The N-terminal region of PsYPK1 is required for PsGPA1 to suppress sporangium formation.
(A) Virulence and sporangium production of wild-type P. sojae (P6497), and its transformants EV (empty vector control), ΔPsYPK1 (PsYPK1-knockout mutant) and PsYPK1ΔN (PsYPK1 N-terminal knockout), and of P. sojae transformants in a ΔPsYPK1 background expressing PsYPK1 (complemented strain), PsYPK1 with PsGPA1, or PsYPK1ΔN with PsGPA1. For the virulence assays 4-day-old etiolated soybean hypocotyls (cultivar Hefeng 47) were inoculated with zoospores and photographs of lesions were taken 72 hpi. (B) Relative pathogen biomass in inoculated etiolated hypocotyls expressed as the ratio between the amounts of P. sojae DNA and soybean DNA detected at 72 hpi with the ratio P6497/soybean set at 1. (C) Relative numbers of sporangia with the number produced in wild-type strain P6497 set at 1. All experiments were repeated three times with similar results. Asterisks indicate significant differences at P<0.01 (**), P<0.05 (*). (D) Western blot analysis for all the strains mentioned above. Total proteins were extracted from these strains and SDS-PAGE and immunoblots were performed with GFP or FLAG antibodies.
Fig 7.
Overlap in genes differently expressed in the PsGPA1 overexpression strain and PsYPK1 knockout mutant.
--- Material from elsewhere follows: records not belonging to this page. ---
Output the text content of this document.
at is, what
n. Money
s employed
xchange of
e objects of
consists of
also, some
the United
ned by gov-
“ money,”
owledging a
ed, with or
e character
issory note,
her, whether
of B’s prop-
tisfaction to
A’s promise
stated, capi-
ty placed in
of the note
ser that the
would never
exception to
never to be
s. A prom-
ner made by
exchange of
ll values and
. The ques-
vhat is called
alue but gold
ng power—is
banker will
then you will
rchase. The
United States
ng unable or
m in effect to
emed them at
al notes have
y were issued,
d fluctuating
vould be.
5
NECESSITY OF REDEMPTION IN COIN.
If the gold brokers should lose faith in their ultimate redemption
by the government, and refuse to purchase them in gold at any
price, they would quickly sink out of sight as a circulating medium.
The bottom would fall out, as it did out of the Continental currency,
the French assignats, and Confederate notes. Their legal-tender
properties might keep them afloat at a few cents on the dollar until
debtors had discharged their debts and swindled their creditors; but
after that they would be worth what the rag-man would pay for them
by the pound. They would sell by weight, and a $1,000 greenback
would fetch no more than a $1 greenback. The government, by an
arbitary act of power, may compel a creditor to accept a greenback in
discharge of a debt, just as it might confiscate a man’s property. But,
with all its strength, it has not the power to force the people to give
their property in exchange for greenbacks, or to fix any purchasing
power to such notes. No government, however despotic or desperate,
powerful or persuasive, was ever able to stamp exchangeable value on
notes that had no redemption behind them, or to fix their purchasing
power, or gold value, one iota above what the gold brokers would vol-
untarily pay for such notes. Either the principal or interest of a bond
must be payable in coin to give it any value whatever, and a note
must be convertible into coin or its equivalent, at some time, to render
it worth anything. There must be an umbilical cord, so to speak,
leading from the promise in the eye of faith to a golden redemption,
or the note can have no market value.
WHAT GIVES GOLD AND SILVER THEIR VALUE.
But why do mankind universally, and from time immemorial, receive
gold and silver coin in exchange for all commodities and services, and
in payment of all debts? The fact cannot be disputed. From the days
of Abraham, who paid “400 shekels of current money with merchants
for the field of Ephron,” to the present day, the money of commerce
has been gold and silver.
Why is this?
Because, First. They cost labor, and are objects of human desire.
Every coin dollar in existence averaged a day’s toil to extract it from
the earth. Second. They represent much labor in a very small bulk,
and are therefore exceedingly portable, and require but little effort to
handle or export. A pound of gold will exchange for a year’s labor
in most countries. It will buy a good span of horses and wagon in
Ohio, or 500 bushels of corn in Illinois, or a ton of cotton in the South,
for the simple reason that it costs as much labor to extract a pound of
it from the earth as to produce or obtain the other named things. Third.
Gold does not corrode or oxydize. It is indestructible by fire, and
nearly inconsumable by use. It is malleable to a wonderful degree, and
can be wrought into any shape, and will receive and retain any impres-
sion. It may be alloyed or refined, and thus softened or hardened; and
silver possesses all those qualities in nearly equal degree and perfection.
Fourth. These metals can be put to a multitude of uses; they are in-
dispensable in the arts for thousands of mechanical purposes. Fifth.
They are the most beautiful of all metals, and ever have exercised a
(A) Overview of differentially expressed genes (DEGs) in the PsYPK1 knockout and PsGPA1 overexpression strains, compared to wild-type (P6497) and (B) comparison of the consistency of DEGs between the PsYPK1 knockout mutant and wild-type (ΔPsYPK1 vs. P6497) and the PsGPA1 overexpression strain and wild-type (PsGPA1-OE vs. P6497). Red dots, upregulated genes; blue dots, downregulated genes. (C) Verification of expression levels of selected genes by qRT-PCR. Standard error bar (SD) represents relative expression level calculated by qPCR using the 2-ΔΔCT method. The level of gene expression in the wild-type was set equal to 1 and used to calculate the relative expression levels of the genes in the transformants. All experiments were repeated three times with similar results. Asterisks indicate significant differences at P<0.01 (**), P<0.05 (*). (D) Functional annotation and classification of co-differentially expressed genes in PsGPA1 overexpression and PsYPK1 knockout strains.